Auch bei Tarifen mit Kapitalerhalt wird es allerdings schwierig, falls der Arbeitnehmer frühzeitig aus dem Betrieb ausscheidet: Die Versicherer garantieren den Erhalt des Eingezahlten nämlich oft erst zu Beginn der Rentenphase. Sie legen das Geld, das sie vom Sparer bekommen, aber meist nicht in sicheren Wertanlagen an. Stattdessen investieren sie in Garantiefonds oder gemanagte Fondsdepots, um die Ertragschancen zu erhöhen – was zur Folge hat, dass das Angesparte bei einem Wechsel des Arbeitnehmers unter Umständen gar nicht zur Verfügung steht. Pocht der Arbeitnehmer nun auf sein Mitnahmerecht, ist der Arbeitgeber wiederum verpflichtet, das Fehlende draufzulegen.

Lohnt sich die fondsgebundene Direktversicherung?

Ob sich die Direktversicherungsverträge mit Fondsbindung finanziell auszahlen, ist hängt vor allem von den Entwicklungen an den entsprechenden Börsen ab: So fanden die Experten der Zeitschrift „Ökotest“ von Juni 2014 heraus, dass Versicherte mit fondsgebundenen Direktversicherungen im Schnitt schlechter wegkommen als solche mit Direktversicherungen, deren Anlagestrategie klassisch orientiert ist.

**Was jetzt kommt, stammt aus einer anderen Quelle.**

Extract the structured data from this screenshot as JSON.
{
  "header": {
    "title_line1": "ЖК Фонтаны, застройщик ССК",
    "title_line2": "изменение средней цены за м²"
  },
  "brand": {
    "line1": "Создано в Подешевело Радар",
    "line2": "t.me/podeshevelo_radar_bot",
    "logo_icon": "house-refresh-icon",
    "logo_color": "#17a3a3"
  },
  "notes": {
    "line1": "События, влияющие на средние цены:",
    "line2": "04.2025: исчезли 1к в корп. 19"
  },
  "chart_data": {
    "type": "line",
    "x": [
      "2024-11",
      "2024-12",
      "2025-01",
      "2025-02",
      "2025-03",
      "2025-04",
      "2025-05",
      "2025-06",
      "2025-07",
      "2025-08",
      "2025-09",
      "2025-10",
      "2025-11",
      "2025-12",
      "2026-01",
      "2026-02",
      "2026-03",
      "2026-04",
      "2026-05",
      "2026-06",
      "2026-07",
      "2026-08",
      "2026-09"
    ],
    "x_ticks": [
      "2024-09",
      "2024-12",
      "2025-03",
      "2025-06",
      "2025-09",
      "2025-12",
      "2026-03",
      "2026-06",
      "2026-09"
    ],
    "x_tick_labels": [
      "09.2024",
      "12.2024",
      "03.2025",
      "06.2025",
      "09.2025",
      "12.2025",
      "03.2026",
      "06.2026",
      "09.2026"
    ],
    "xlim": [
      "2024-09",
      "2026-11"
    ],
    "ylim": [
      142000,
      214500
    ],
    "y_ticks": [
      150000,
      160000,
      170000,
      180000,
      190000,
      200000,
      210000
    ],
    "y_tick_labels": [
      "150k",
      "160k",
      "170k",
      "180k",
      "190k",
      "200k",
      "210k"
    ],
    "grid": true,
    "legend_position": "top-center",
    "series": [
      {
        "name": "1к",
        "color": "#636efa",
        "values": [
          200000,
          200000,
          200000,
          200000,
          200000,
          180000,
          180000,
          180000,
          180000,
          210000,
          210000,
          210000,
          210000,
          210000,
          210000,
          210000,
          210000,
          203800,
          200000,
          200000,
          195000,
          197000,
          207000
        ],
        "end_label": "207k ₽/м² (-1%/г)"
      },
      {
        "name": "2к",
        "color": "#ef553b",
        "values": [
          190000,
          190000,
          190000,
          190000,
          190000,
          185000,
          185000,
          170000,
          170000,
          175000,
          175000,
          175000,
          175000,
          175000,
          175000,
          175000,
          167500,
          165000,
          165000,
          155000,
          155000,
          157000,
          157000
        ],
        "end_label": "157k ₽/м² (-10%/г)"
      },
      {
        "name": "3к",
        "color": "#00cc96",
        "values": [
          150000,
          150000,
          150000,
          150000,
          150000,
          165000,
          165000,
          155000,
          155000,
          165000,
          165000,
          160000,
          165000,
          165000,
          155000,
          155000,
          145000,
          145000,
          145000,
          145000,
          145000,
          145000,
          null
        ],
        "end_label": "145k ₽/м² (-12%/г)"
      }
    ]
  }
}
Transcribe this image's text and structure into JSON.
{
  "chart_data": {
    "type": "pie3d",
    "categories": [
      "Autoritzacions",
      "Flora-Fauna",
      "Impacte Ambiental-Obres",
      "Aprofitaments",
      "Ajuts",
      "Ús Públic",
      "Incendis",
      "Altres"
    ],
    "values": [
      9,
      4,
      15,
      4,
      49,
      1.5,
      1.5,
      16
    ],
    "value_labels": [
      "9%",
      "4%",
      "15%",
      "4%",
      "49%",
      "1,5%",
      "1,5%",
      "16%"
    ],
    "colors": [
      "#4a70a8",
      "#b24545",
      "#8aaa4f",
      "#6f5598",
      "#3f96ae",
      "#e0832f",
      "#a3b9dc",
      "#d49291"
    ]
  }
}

Ökotest unterstellte einen 30-jährigen Modellkunden und verglich insgesamt 220 Tarife, darunter 80 klassische Einzeltarife und 52 klassische Kollektivtarife, 50 fondsgebundene Tarife sowie 38 fondsgebundene Tarife auf Basis eines Sammeltarifs. Im Ergebnis prognostizieren die fondsgebundenen Tarife zwar höhere Erträge, doch die garantierte Monatsrente lag beim Einzeltarifvergleich mit rund 143 Euro im Durchschnitt 39 Euro niedriger als die der klassischen Variante. Beim Kollektivtarif betrug der Unterschied sogar 45 Euro. Zusammen mit den möglichen Erträgen durch Fonds, so „Ökotest“, würden beim Einzeltarif allerdings Monatsrenten in Höhe von 434 Euro in Aussicht gestellt, dies seien knapp 50 Prozent mehr Rente als bei nicht-fondsgebundenen Angeboten. Beim kollektiven Angebot mache die Differenz etwa 54 Prozent aus.

Fondsgebundene Direktversicherung: Für ältere Arbeitnehmer geeignet

Fondsgebundene Angebote können durchaus lukrativ sein, wenn man den Ertragshochrechnungen Glauben schenken will. Die Voraussetzungen sind jedoch nur gegeben, falls der Vertrag von einem noch relativ jungen Arbeitnehmer abgeschlossen wird. Ältere Arbeitnehmer haben weniger Zeit, Kursschwankungen auszugleichen und können nur mit mehr Risikobereitschaft von guten Renditen profitieren.

Vor allem die höheren Kosten der Verträge können nicht immer ausgeglichen werden: Bereits im Juni 2012 hatte „Ökotest“ Angebote für einen 55-jährigen männlichen Musterkunden ermittelt und dazu insgesamt 76 klassische und 52 fondsgebundene Tarife von Direktversicherungen untersucht. Im Ergebnis stuften die Tester die Fonds-Angebote als schlechter ein als die Klassiktarife und bescheinigten ihnen selbst bei einer fünfprozentigen Wertentwicklung der Fonds bestenfalls eine Garantierente mit einer Negativrendite von minus 0,59 Prozent. Diese Entwicklung werde durch die Vertragskosten verursacht.